2019-07-05

keras seq2seq 详细注释版

seq2seq

'''
referrences:
    https://blog.keras.io/a-ten-minute-introduction-to-sequence-to-sequence-learning-in-keras.html
    https://blog.csdn.net/PIPIXIU/article/details/81016974
dataset:
    http://www.manythings.org/anki/
'''


from tensorflow.python.keras.layers import Input, LSTM, Dense
from tensorflow.python.keras.models import Model
import pandas as pd
import numpy as np


# n_input: input one-hot维度；n_output: output one-hot维度
def create_model(n_input, n_output, n_units):
    # ----------训练阶段（decoder有teacher forcing）----------
    # Input实例化Keras张量
    encoder_input = Input(shape=(None, n_input))
    # n_units为LSTM单元中神经元的个数；return_state返回最后时刻的状态h和c
    encoder = LSTM(n_units, return_state=True)
    # call LSTM，获取最后时刻的状态，作为decoder的初始状态
    _, encoder_h, encoder_c = encoder(encoder_input)
    encoder_state = [encoder_h, encoder_c]

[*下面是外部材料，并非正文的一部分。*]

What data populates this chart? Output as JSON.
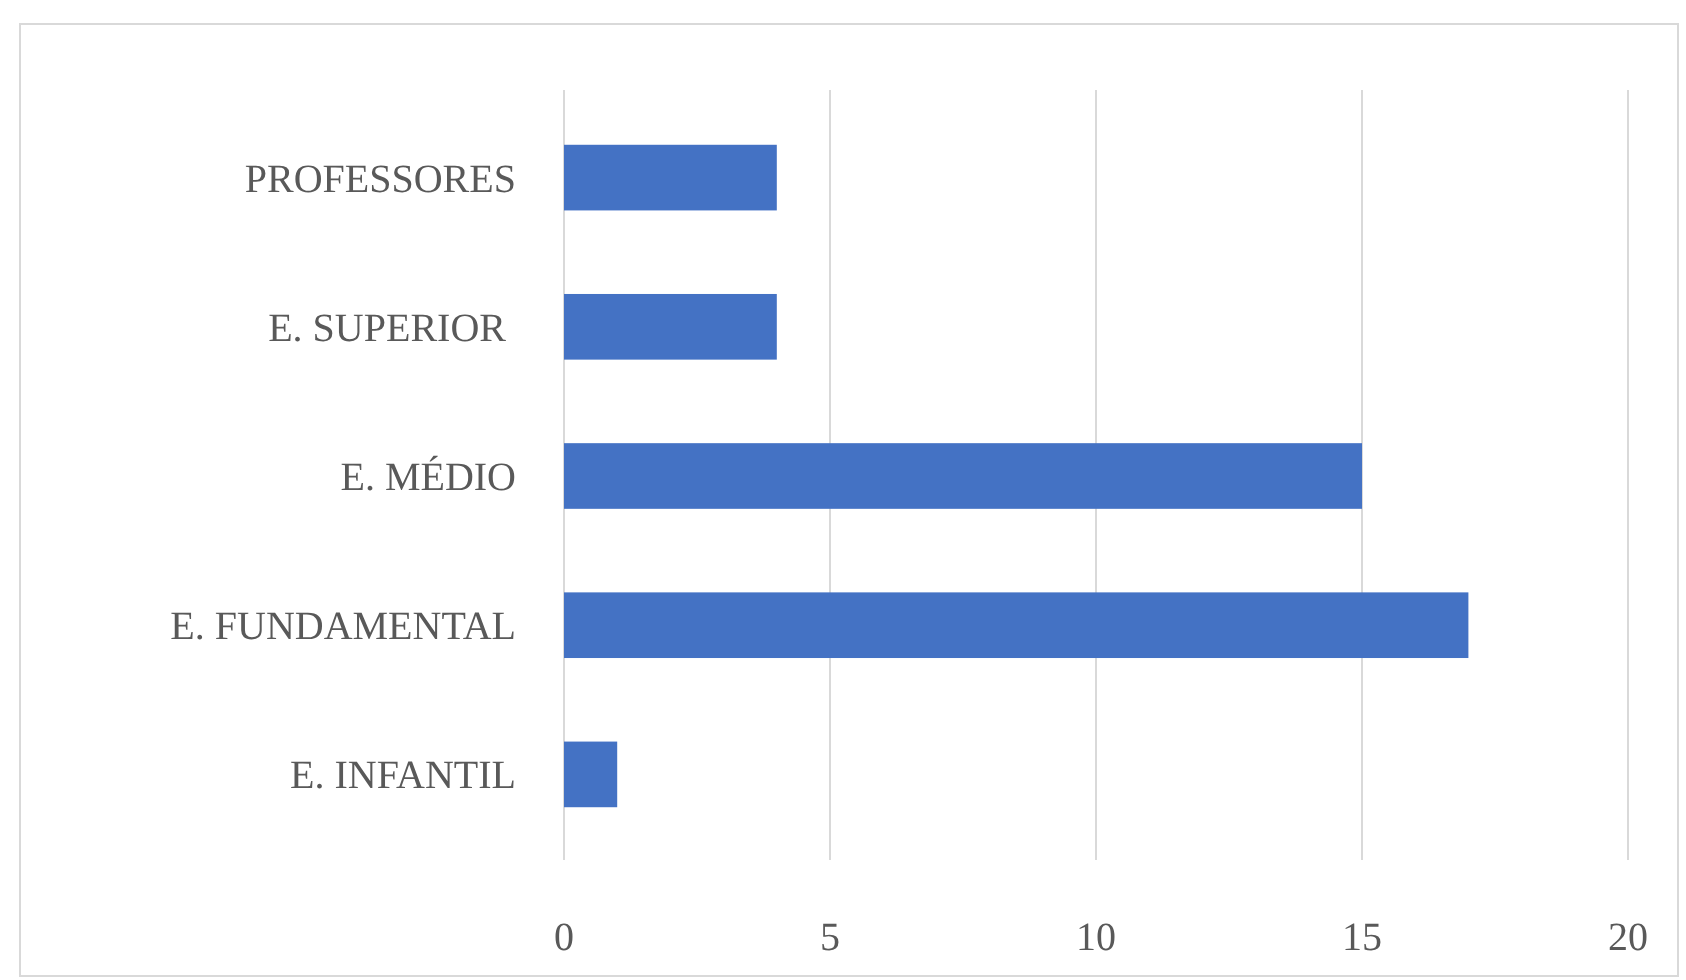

    decoder_input = Input(shape=(None, n_output))
    # 训练模型时需要decoder的输出序列来优化，故return_sequences
    decoder = LSTM(n_units, return_sequences=True, return_state=True)
    # call LSTM，获取输出序列。注意，decoder_output shape(?, ?, n_units)
    decoder_output, _, _ = decoder(decoder_input, initial_state=encoder_state)
    # FC + softmax
    decoder_dense = Dense(n_output, activation='softmax')
    # call Dense（FC + softmax），decoder_output shape = (?, ?, n_output)
    decoder_output = decoder_dense(decoder_output)

    # 生成训练模型
    # 第一个参数为训练模型的输入，包含了encoder和decoder的输入，第二个参数为模型的输出，包含了decoder的输出
    model = Model([encoder_input, decoder_input], decoder_output)


    # ----------推理阶段（即预测）----------
    # 调整训练模型（但是weights和biases不变），以适配预测场景
    # 一个直接的需要修改的地方是改变teacher forcing为前一时刻输出
    # encoder其实没有变化，主要修改decoder

    # 直接生成推断encoder模型
    encoder_infer = Model(encoder_input, encoder_state)

    # 准备生产推断decoder模型
    # On the first decoder call, the hidden and cell states from the encoder will be used to initialize the decoder LSTM layer, provided as input to the model directly.
    decoder_state_input_h = Input(shape=(n_units,))
    decoder_state_input_c = Input(shape=(n_units,))
    # initial_state
    decoder_state_input = [decoder_state_input_h, decoder_state_input_c]
    # call LSTM，获取输出
    decoder_infer_output, decoder_infer_state_h, decoder_infer_state_c = decoder(decoder_input, initial_state=decoder_state_input)

    # The decoder must output the hidden and cell states along with the predicted character on each call, so that these states can be assigned to a variable and used on each subsequent recursive call.
    # 当前时刻得到的状态
    decoder_infer_state = [decoder_infer_state_h, decoder_infer_state_c]
    # 当前时刻的输出，call Dense（FC + softmax），decoder_output shape = (?, ?, n_output)
    decoder_infer_output = decoder_dense(decoder_infer_output)

    # 生成推断decoder模型
    # decoder_state_input本身是个list，+运算符append到前面的list
    decoder_infer = Model([decoder_input] + decoder_state_input, [decoder_infer_output] + decoder_infer_state)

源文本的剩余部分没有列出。